By refusing to give up her seat to a white man on a Montgomery, Alabama, city bus, Rosa Parks helped start the civil rights movement. She was arrested for breaking city ordinance but was recognized for her courageous action. Rosa Parks is an important figure in African American history because this event got people inspired to join the civil rights movement. With out this event occuring, the civil rights movement would not hav been as big as it was. When this event happened, Martin Luther King Jr. along with other supporters, began the movement. They began their fight towards equality and the abolition of racial segregaton. On November 13, 1956, the Supreme Court ruled that bus segregation was unconstitutional. The boycott ended December 20, a day after the Court’s written order arrived in Montgomery. Parks, had lost her job and experienced harassment all year.Althoughpunishments came with breaking segregation laws, Rosa Parks ultimately started the movement and so it was worth it.

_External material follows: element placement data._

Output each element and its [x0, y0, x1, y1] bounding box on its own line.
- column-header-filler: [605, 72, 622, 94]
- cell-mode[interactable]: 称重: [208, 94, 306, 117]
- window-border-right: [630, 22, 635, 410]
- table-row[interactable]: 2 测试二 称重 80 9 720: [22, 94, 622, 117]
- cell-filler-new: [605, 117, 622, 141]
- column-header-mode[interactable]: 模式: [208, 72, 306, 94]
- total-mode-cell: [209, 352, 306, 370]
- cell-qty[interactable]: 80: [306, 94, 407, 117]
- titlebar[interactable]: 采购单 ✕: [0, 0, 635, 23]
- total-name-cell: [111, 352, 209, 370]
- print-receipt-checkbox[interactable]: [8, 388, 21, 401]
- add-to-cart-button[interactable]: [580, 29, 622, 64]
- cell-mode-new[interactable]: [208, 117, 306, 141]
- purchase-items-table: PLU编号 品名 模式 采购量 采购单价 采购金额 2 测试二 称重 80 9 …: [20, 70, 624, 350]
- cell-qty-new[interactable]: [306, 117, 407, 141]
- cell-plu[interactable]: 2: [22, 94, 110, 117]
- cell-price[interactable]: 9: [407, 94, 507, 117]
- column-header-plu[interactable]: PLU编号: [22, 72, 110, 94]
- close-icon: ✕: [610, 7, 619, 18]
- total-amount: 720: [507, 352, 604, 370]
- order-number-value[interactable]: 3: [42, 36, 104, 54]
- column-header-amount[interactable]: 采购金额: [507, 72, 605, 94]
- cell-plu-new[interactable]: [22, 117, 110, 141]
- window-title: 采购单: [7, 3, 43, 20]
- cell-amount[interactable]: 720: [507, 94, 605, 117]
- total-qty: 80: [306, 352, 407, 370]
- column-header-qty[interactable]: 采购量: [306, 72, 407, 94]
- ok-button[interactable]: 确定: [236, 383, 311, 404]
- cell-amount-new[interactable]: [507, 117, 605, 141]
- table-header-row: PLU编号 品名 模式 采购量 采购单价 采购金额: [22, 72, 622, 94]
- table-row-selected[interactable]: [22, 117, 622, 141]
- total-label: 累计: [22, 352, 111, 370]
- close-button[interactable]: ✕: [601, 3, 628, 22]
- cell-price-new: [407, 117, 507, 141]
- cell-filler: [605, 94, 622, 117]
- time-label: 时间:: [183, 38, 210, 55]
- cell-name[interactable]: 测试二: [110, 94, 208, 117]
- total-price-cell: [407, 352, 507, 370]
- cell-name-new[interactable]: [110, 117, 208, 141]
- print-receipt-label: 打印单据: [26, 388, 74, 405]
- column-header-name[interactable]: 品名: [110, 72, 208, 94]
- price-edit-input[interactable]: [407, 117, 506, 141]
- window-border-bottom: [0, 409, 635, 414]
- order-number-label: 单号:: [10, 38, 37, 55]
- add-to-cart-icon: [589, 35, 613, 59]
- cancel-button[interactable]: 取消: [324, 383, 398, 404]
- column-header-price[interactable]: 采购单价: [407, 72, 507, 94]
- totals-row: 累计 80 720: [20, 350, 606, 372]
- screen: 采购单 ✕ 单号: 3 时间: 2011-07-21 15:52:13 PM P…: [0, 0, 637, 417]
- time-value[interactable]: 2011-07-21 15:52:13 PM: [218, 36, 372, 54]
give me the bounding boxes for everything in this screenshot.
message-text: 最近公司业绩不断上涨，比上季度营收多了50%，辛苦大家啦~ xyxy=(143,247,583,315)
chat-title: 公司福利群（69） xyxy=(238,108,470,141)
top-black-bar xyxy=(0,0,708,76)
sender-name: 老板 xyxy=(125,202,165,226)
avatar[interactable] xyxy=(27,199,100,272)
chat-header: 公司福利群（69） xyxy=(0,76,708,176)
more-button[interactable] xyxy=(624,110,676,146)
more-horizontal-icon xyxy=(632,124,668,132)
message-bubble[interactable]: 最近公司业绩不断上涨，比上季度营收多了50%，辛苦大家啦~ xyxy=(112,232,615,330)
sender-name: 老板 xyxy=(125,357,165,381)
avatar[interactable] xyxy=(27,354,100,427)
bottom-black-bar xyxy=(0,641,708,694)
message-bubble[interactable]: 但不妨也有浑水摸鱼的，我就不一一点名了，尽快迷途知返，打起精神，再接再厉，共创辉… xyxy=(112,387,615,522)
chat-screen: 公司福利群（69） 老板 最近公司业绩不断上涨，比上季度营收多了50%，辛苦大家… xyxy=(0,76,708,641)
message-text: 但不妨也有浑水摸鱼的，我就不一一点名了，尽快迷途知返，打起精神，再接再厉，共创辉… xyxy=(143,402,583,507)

After the incident with Rosa Parks, the civil rights movement rose. Over the following decade, Martin Luther King, wrote, gave inspiring speeches, organized protests, and what ever was in his power to draw attention to racial discrimination and to demand civil rights legislation to protect the rights of African-Americans.Also in 1964, partly due to the March on Washington, Congress passed the landmark Civil Rights Act. It essentially eliminated legalized racial segregation in the United States. The legislation made it illegal to discriminate against blacks or other minorities in hiring. These rules applied at public accommodations, education or transportation, areas which at the time were still very segregated in many places. In 1964, MLK received the Nobel Peace Prize. Because of him, African Americans recieved equality.

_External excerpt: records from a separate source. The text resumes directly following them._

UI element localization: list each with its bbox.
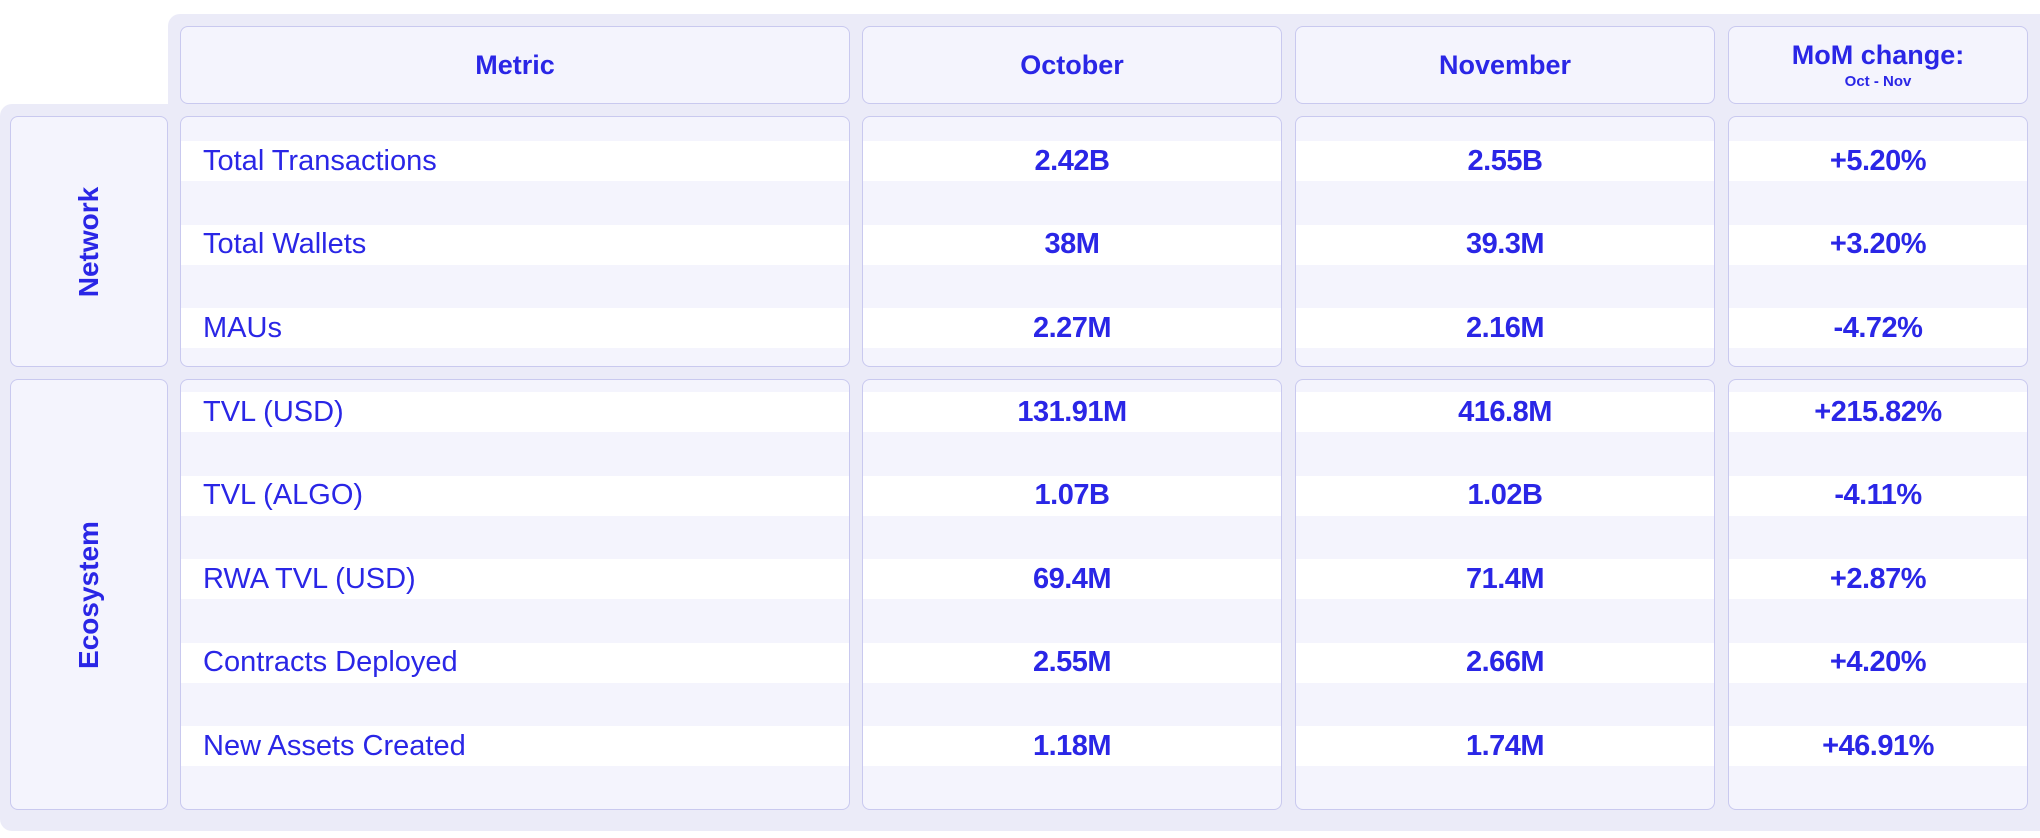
network-november-column: 2.55B 39.3M 2.16M [1295,116,1715,367]
ecosystem-october-column: 131.91M 1.07B 69.4M 2.55M 1.18M [862,379,1282,810]
november-value: 416.8M [1458,395,1552,428]
header-mom-label: MoM change: [1791,40,1965,70]
mom-value: +3.20% [1829,228,1927,260]
november-value: 2.16M [1465,311,1545,344]
metric-name: Total Transactions [203,144,437,177]
network-mom-column: +5.20% +3.20% -4.72% [1728,116,2028,367]
header-mom-sublabel: Oct - Nov [1844,73,1912,90]
october-value: 2.42B [1034,144,1110,177]
mom-value: -4.72% [1833,311,1923,344]
ecosystem-mom-column: +215.82% -4.11% +2.87% +4.20% +46.91% [1728,379,2028,810]
mom-value: +215.82% [1814,395,1942,428]
october-value: 69.4M [1032,562,1112,595]
header-november: November [1295,26,1715,104]
metric-name: Total Wallets [203,228,367,260]
november-value: 1.74M [1465,729,1545,762]
october-value: 2.55M [1032,646,1112,678]
header-november-label: November [1438,49,1572,80]
mom-value: +2.87% [1829,562,1927,595]
header-mom-change: MoM change: Oct - Nov [1728,26,2028,104]
november-value: 39.3M [1465,228,1545,260]
header-metric: Metric [180,26,850,104]
metric-name: RWA TVL (USD) [203,562,416,595]
metric-name: Contracts Deployed [203,646,458,678]
november-value: 2.55B [1467,144,1543,177]
group-label-ecosystem: Ecosystem [10,379,168,810]
group-label-network: Network [10,116,168,367]
october-value: 1.18M [1032,729,1112,762]
mom-value: +5.20% [1829,144,1927,177]
october-value: 38M [1044,228,1100,260]
november-value: 71.4M [1465,562,1545,595]
header-october: October [862,26,1282,104]
october-value: 131.91M [1017,395,1127,428]
ecosystem-november-column: 416.8M 1.02B 71.4M 2.66M 1.74M [1295,379,1715,810]
october-value: 1.07B [1034,479,1110,511]
metric-name: TVL (USD) [203,395,344,428]
november-value: 1.02B [1467,479,1543,511]
metric-name: New Assets Created [203,729,466,762]
october-value: 2.27M [1032,311,1112,344]
metric-name: MAUs [203,311,282,344]
mom-value: +4.20% [1829,646,1927,678]
group-label-ecosystem-text: Ecosystem [73,520,104,669]
ecosystem-metric-column: TVL (USD) TVL (ALGO) RWA TVL (USD) Contract… [180,379,850,810]
network-metric-column: Total Transactions Total Wallets MAUs [180,116,850,367]
november-value: 2.66M [1465,646,1545,678]
group-label-network-text: Network [73,186,104,297]
mom-value: +46.91% [1822,729,1934,762]
header-october-label: October [1020,49,1124,80]
metric-name: TVL (ALGO) [203,479,364,511]
network-october-column: 2.42B 38M 2.27M [862,116,1282,367]
mom-value: -4.11% [1834,479,1922,511]
header-metric-label: Metric [475,49,555,80]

After Harriet Tubman escaped from slavery, she returned to slave-holding states many times to help other slaves escape. During a ten-year span she made 19 trips into the South and escorted over 300 slaves to freedom. She later became a leader in the abolitionist movement, and during the Civil War she was a spy with for the federal forces in South Carolina as well as a nurse.(Bellis, Mary. "Harriet Tubman - Leading Slaves into Freedom." About.com Inventors. About.com, 05 Mar. 2014. Web.) Whenever Tubman led a group of slaves to freedom, she put herself in great danger. There were many people looking for her because she was a fugitive slave herself. She was breaking the law in slave states by helping other slaves escape. She was very successful and never got caught. Harriet Tubman was also a big figure in Black History because of the sacrifices she had to make in order to help others gain freedom. There was always that risk that she would be captured but she did it anyway.